Tahrani, A, Bowler, L, Singh, P, Coates, P
European journal of gastroenterology & hepatology. 2006;(3):291-3
Abstract
We report on a patient whose type 2 diabetes mellitus resolved during IFN-alpha therapy for hepatitis C virus (HCV). A 40-year-old man was diagnosed with type II diabetes in year 2000. His body mass index (BMI) was 30.8 kg/m and glycosylated haemoglobin (HbA1c) was 10.7%. He was treated with metformin. Later, his glycaemic control deteriorated despite additional dietary and lifestyle advice and the addition of glibenclamide. He was started on subcutaneous insulin in 2002 with the continuation of metformin. In 2003 he was diagnosed with chronic hepatitis caused by HCV. In September 2003 he was started on IFN-alpha and ribavirin. After 24 weeks of treatment his HCV polymerase chain reaction remained positive and treatment was stopped as per guidelines. At the commencement of antiviral therapy, HbA1c was 7.7%. In April 2004 his BMI of 29.38 kg/m had reduced and he then stopped insulin therapy because of repeated hypoglycaemia.
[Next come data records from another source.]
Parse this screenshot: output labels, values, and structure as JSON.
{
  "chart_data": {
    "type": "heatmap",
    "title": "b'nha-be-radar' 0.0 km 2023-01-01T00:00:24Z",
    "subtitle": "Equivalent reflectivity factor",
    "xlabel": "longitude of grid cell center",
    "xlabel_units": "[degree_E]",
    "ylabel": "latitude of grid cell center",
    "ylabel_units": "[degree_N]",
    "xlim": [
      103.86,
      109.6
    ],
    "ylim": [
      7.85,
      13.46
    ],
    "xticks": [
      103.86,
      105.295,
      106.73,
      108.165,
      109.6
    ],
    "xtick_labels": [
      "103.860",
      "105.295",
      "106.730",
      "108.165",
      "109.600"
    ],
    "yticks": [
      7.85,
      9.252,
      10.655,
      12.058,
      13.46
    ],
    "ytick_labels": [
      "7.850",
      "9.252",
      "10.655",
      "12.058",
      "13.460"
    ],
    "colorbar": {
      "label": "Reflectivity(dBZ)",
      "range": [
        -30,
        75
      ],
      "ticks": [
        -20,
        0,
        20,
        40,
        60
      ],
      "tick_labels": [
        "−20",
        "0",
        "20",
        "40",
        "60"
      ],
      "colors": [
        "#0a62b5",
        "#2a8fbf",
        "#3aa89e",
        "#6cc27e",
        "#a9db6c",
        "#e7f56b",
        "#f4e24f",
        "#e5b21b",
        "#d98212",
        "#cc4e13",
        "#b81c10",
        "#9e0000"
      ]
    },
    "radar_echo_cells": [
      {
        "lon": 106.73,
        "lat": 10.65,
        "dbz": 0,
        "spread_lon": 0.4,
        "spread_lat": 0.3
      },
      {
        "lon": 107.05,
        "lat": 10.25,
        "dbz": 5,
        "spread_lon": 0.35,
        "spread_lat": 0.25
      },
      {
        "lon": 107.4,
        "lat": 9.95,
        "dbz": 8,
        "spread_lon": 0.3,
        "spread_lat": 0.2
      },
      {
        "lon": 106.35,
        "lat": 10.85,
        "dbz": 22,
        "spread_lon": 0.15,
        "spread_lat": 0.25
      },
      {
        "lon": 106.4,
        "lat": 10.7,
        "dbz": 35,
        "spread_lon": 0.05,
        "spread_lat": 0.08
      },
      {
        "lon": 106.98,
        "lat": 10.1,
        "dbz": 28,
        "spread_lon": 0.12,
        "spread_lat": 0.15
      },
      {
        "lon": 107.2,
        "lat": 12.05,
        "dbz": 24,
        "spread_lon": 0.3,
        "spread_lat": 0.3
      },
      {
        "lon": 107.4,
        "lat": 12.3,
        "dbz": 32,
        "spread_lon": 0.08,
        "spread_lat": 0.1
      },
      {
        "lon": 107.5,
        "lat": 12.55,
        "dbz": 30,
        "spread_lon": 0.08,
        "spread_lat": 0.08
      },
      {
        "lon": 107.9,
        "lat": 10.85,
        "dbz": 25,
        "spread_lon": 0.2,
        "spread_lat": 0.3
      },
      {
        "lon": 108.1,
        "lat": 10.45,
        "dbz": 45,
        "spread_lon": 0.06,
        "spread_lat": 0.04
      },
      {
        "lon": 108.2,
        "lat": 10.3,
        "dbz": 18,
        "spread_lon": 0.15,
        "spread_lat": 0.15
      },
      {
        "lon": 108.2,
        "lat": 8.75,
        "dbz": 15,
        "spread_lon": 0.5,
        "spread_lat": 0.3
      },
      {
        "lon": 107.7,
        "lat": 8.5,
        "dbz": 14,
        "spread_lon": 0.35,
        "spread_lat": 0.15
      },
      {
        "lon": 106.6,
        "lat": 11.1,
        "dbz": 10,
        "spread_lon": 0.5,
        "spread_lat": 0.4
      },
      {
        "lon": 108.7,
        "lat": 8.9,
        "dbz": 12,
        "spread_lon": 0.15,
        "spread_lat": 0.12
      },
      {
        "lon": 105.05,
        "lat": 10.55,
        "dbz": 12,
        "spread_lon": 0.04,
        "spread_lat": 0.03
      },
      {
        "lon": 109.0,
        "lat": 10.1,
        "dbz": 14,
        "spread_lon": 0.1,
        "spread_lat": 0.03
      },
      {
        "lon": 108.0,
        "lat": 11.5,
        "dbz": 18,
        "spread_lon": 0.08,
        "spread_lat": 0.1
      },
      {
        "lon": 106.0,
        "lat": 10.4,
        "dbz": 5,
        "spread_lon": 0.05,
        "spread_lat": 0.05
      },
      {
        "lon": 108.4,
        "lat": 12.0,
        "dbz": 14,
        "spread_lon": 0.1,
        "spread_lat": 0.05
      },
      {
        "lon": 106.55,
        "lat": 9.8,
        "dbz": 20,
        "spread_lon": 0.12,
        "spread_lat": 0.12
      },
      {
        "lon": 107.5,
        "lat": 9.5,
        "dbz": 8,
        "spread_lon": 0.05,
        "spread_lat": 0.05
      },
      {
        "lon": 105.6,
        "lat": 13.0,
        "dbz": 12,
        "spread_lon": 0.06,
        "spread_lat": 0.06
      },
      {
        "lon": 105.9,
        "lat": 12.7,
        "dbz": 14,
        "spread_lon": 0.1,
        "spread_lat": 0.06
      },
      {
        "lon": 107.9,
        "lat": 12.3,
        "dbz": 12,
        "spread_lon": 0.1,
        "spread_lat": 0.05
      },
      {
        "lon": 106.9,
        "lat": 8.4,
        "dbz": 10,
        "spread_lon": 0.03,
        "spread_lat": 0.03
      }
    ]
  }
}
After stopping insulin his HbA1c was 4.7%. Fasting plasma glucose of 6.2 mmol/l and anti-glutamic acid decarboxylase antibodies were negative. Urea and creatinine levels were normal. Most of the earlier literature describes diabetes developing in the course of IFN-alpha therapy for a variety of diseases. More recent research has described a relationship between hepatitis C infection and the development of diabetes and insulin resistance. Responders to IFN-alpha treatment manifest an improvement in insulin sensitivity compared with non-responders after the completion of IFN-alpha therapy. Our case shows the resolution of pre-existing diabetes in a patient with chronic HCV infection, which did not respond to IFN-alpha therapy. Whether this occurred as a direct result of IFN-alpha on insulin sensitivity or indirectly as a result of weight loss because the therapy for HCV precipitated additional lifestyle changes in the patient is as yet unclear.